Minggu, 14 Agustus 2022 | 03:52
NEWS

Menteri Yasonna dan PDSI Mulai Pembahasan Revisi UU Kedokteran

Menteri Yasonna dan PDSI Mulai Pembahasan Revisi UU Kedokteran
Menteri Yasonna bertemu pengurus PDSI (Dok Instagram)

ASKARA - Menteri Hukum dan Hak Asasi Manusia, Yasonna Laoly menerima kunjungan pengurus Perkumpulan Dokter Seluruh Indonesia (PDSI), Selasa kemarin (5/7).

Dalam pertemuan itu, kata Yasonna, dibahas rencana revisi Undang-undang (UU) tentang Praktik Kedokteran. 

"Hari ini saya menerima audiensi pengurus Perkumpulan Dokter Seluruh Indonesia (PDSI), untuk mendiskusikan arah reformasi dunia kesehatan Indonesia melalui reformasi hukum kesehatan dan revisi UU Praktik Kedokteran," kata Yasonna dalam keterangan di akun Instagram miliknya dikutip Rabu (6/7). 

Selain itu, kata Yasonna, pertemuan dengan PDSI itu juga membahas legalisasi berbagai inovasi anak bangsa di bidang kedokteran. 

Diskusi dengan PDSU membahas revitalisasi kewenangan pemerintah dalam regulasi kesehatan serta efisiensi administrasi adaptasi dokter WNI lulusan luar negeri.

"Pada prinsipnya, saya mendukung semua upaya untuk meningkatkan pelayanan terhadap publik, termasuk layanan mendapat fasilitas kesehatan yang memadai dan terjangkau," jelasnya.

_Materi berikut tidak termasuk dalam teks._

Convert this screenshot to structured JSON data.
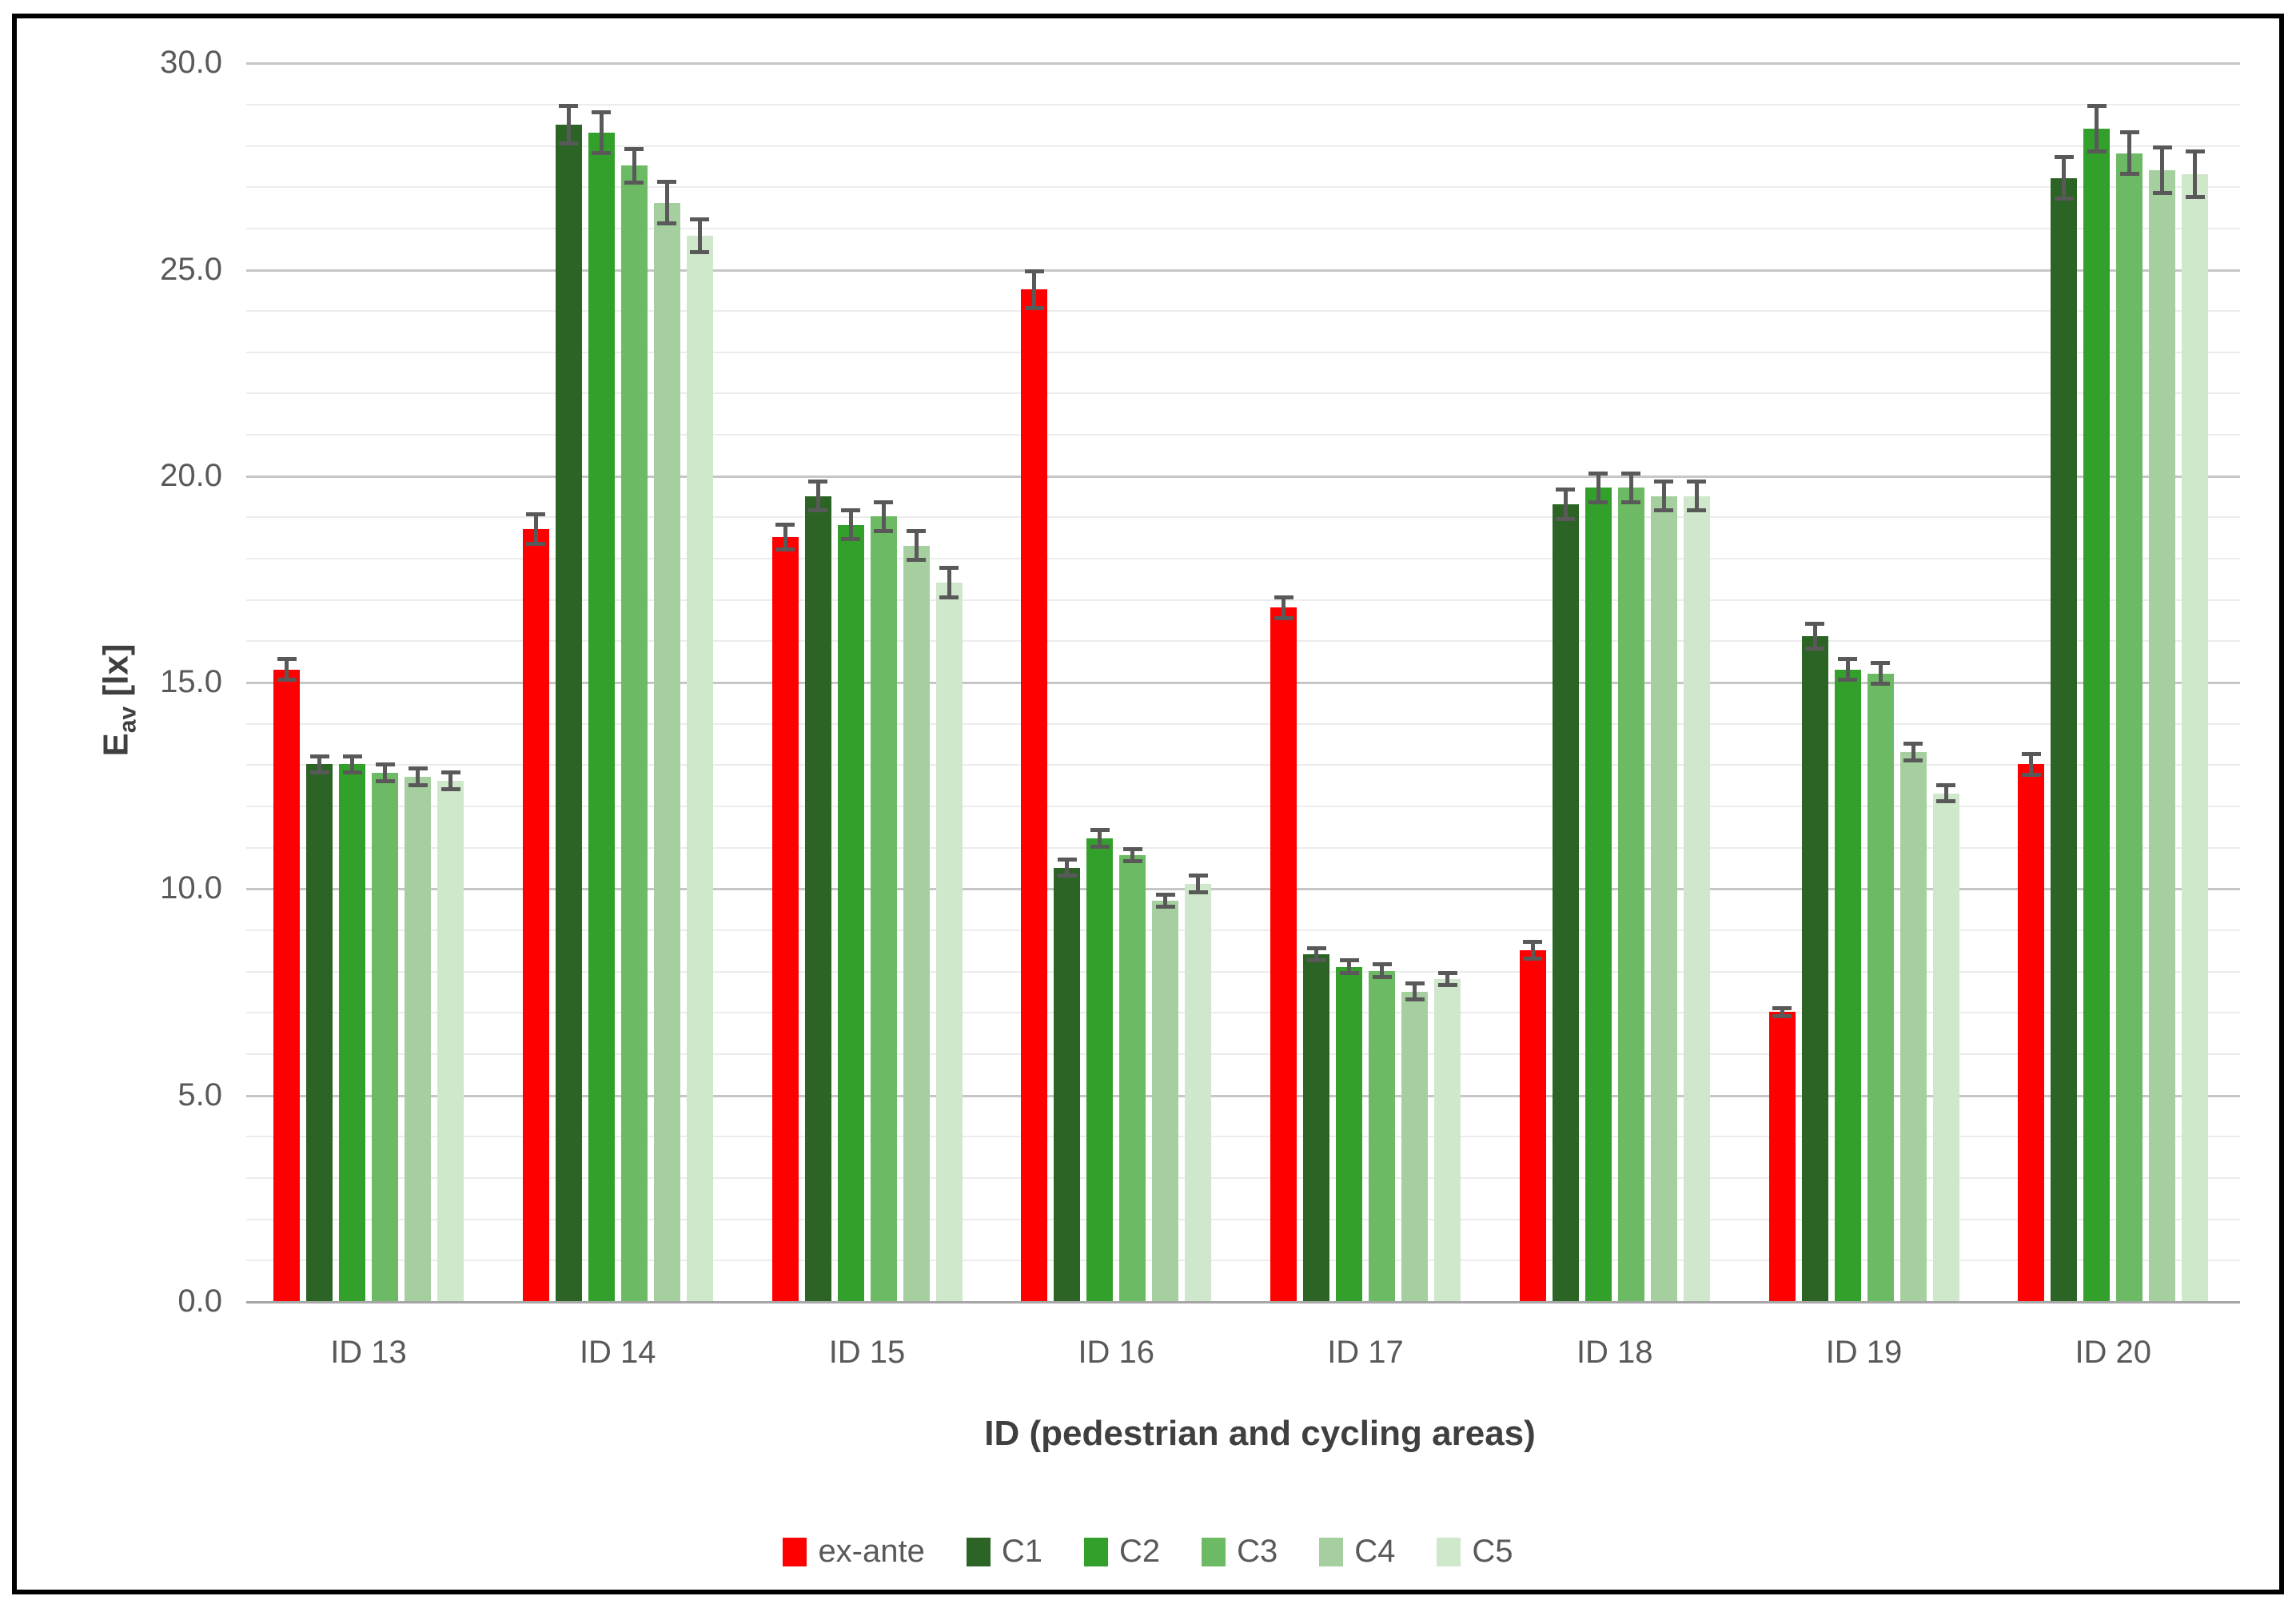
{
  "styles": {
    "background": "#ffffff",
    "figure_border": "#000000",
    "tick_text": "#595959",
    "axis_title_text": "#3f3f3f",
    "grid_minor": "#ececec",
    "grid_major": "#c6c6c6",
    "axis_line": "#a6a6a6",
    "error_bar": "#595959"
  },
  "chart_data": {
    "type": "bar",
    "title": "",
    "xlabel": "ID (pedestrian and cycling areas)",
    "ylabel_main": "E",
    "ylabel_sub": "av",
    "ylabel_unit": " [lx]",
    "ylim": [
      0,
      30
    ],
    "y_major_step": 5,
    "y_minor_step": 1,
    "y_tick_labels": [
      "0.0",
      "5.0",
      "10.0",
      "15.0",
      "20.0",
      "25.0",
      "30.0"
    ],
    "grid": true,
    "legend_position": "bottom",
    "error_bars": true,
    "categories": [
      "ID 13",
      "ID 14",
      "ID 15",
      "ID 16",
      "ID 17",
      "ID 18",
      "ID 19",
      "ID 20"
    ],
    "series": [
      {
        "name": "ex-ante",
        "color": "#ff0000",
        "values": [
          15.3,
          18.7,
          18.5,
          24.5,
          16.8,
          8.5,
          7.0,
          13.0
        ],
        "errors": [
          0.3,
          0.4,
          0.35,
          0.5,
          0.3,
          0.25,
          0.15,
          0.3
        ]
      },
      {
        "name": "C1",
        "color": "#2b6425",
        "values": [
          13.0,
          28.5,
          19.5,
          10.5,
          8.4,
          19.3,
          16.1,
          27.2
        ],
        "errors": [
          0.25,
          0.5,
          0.4,
          0.25,
          0.2,
          0.4,
          0.35,
          0.55
        ]
      },
      {
        "name": "C2",
        "color": "#34a02c",
        "values": [
          13.0,
          28.3,
          18.8,
          11.2,
          8.1,
          19.7,
          15.3,
          28.4
        ],
        "errors": [
          0.25,
          0.55,
          0.4,
          0.25,
          0.2,
          0.4,
          0.3,
          0.6
        ]
      },
      {
        "name": "C3",
        "color": "#6cbb64",
        "values": [
          12.8,
          27.5,
          19.0,
          10.8,
          8.0,
          19.7,
          15.2,
          27.8
        ],
        "errors": [
          0.25,
          0.45,
          0.4,
          0.2,
          0.2,
          0.4,
          0.3,
          0.55
        ]
      },
      {
        "name": "C4",
        "color": "#a6cfa0",
        "values": [
          12.7,
          26.6,
          18.3,
          9.7,
          7.5,
          19.5,
          13.3,
          27.4
        ],
        "errors": [
          0.25,
          0.55,
          0.4,
          0.2,
          0.25,
          0.4,
          0.25,
          0.6
        ]
      },
      {
        "name": "C5",
        "color": "#cfe8cb",
        "values": [
          12.6,
          25.8,
          17.4,
          10.1,
          7.8,
          19.5,
          12.3,
          27.3
        ],
        "errors": [
          0.25,
          0.45,
          0.4,
          0.25,
          0.2,
          0.4,
          0.25,
          0.6
        ]
      }
    ],
    "legend": [
      "ex-ante",
      "C1",
      "C2",
      "C3",
      "C4",
      "C5"
    ]
  }
}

Sebelumnya, Sekretaris Umum PDSI, Erfen Gustiawan Suwangto mengatakan, pihaknya bersama DPR dan pemerintah menyiapkan langkah merevisi UU Praktik Kedokteran dan UU Pendidikan Kedokteran.

PDSI, kata Erfen, sudah memiliki cabang di seluruh provinsi dan semua jenis spesialisasi. PDSI juga telah membuka cabang di Jerman dan Singapura. 

"Untuk mempermudah dokter WNI lulusan luar negeri untuk balik ke Indonesia," ujarnya kepada Askara.

PDSI, lanjut Erfen, ikut menyusun kode etik dokter di layanan primer bersama organisasi dokter keluarga dunia yang terafiliasi dengan WHO dan menggelar webinar kesehatan. 

"Dan terus mempublikasikan penelitian terkait Vaksin Nusantara di jurnal internasional," katanya.

Pengurus PDSI yang hadir pada pertemuan itu di antaranya Ketua Umum PDSI Brigjen TNI (Purn) dr. Jajang Edi Prayitno, Wakil Ketua Umum Deby Vinski, Dewan Pengawas dr. Timbul Tampubolon dan Sekretaris Umum Erfen Gustiawan Suwangto.